L’embargo force le gouvernement Chávez  à se
tourner vers la Russie pour équiper l’armée
bolivarienne dont les avions F-16 de fabrication états-unienne
se retrouvent sans pièces de rechange. Les États-Unis ont
alors beau jeu de dénoncer un « réarmement
massif » du Venezuela omettant de mentionner la colossale
aide militaire qu’ils fournissent eux-mêmes à la
Colombie et les budgets d’armement brésilien et chilien,
infiniment plus élevés que celui du Venezuela.

    En 2008, Washington réactive la
quatrième flotte, abolie depuis 1948, dont la mission est de
surveiller et contrôler la côte Atlantique de
l’Amérique du Sud. L’encerclement du Venezuela
s’accélère ensuite. La base de Manta,
évacuée en 2009, est remplacée par
l’utilisation de plusieurs bases militaires colombiennes, dont
certaines proches de la frontière sud-ouest du Venezuela. Puis,
en octobre dernier, le président conservateur du Panama, Ricardo
Martinelli, cède l’usage de quatre autres bases de son
pays aux États-Unis.
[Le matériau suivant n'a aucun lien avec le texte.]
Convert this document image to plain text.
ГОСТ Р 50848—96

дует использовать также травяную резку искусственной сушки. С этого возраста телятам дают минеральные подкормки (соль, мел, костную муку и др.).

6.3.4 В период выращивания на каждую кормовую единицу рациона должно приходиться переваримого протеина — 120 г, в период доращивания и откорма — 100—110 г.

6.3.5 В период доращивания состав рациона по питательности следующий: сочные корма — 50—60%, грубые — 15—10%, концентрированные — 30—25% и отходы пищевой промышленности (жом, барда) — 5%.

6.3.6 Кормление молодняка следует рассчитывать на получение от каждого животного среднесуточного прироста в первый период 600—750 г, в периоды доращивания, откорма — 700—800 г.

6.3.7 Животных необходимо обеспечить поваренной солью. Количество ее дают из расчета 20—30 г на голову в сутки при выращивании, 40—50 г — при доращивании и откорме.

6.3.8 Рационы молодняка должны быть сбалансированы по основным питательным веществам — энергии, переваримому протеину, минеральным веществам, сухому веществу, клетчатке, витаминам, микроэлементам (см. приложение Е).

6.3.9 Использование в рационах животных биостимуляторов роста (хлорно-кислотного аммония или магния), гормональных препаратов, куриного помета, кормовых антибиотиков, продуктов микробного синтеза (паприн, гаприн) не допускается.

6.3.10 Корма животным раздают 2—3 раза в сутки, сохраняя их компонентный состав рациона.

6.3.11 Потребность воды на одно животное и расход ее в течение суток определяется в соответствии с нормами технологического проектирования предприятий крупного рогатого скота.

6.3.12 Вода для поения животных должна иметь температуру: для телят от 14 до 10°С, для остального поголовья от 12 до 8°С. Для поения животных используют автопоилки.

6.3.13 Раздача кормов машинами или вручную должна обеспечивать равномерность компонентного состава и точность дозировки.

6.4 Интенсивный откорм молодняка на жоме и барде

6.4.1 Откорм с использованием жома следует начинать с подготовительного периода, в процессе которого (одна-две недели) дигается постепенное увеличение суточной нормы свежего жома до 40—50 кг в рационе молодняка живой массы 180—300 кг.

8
À cela, l’expert en
géopolitique, Michel Chossudovsky, ajoute l’invasion
d’Haïti, déguisée en aide humanitaire qui,
depuis le tremblement de terre du 12 janvier dernier, permet à
Washington de disposer d’une véritable armada à la
fois proche de Cuba et du Venezuela. Sans oublier le coup d’Etat
du 28 juin dernier, au Honduras, que l’administration Obama a
largement aidé à réussir, encourageant clairement
les aspirants putschistes de la droite
vénézuélienne.

    « Le
Venezuela et la révolution bolivarienne, conclut Ignacio
Ramonet, se retrouvent donc encerclées par pas moins de 13 bases
états-uniennes ( ) ainsi que par les porte-avions et les
vaisseaux de la quatrième flotte. »
« Le président Barack Obama semble avoir
donné carte blanche au Pentagone. Tout paraît annoncer une
agression militaire. Les peuples du monde accepteront-ils que soit
commis un nouveau crime contre la démocratie en Amérique
latine ?
 » 


André Maltais*


* Paru dans L’Autre Journal, Montréal, du 17 février 2010. Titre et intertitres de notre rédaction.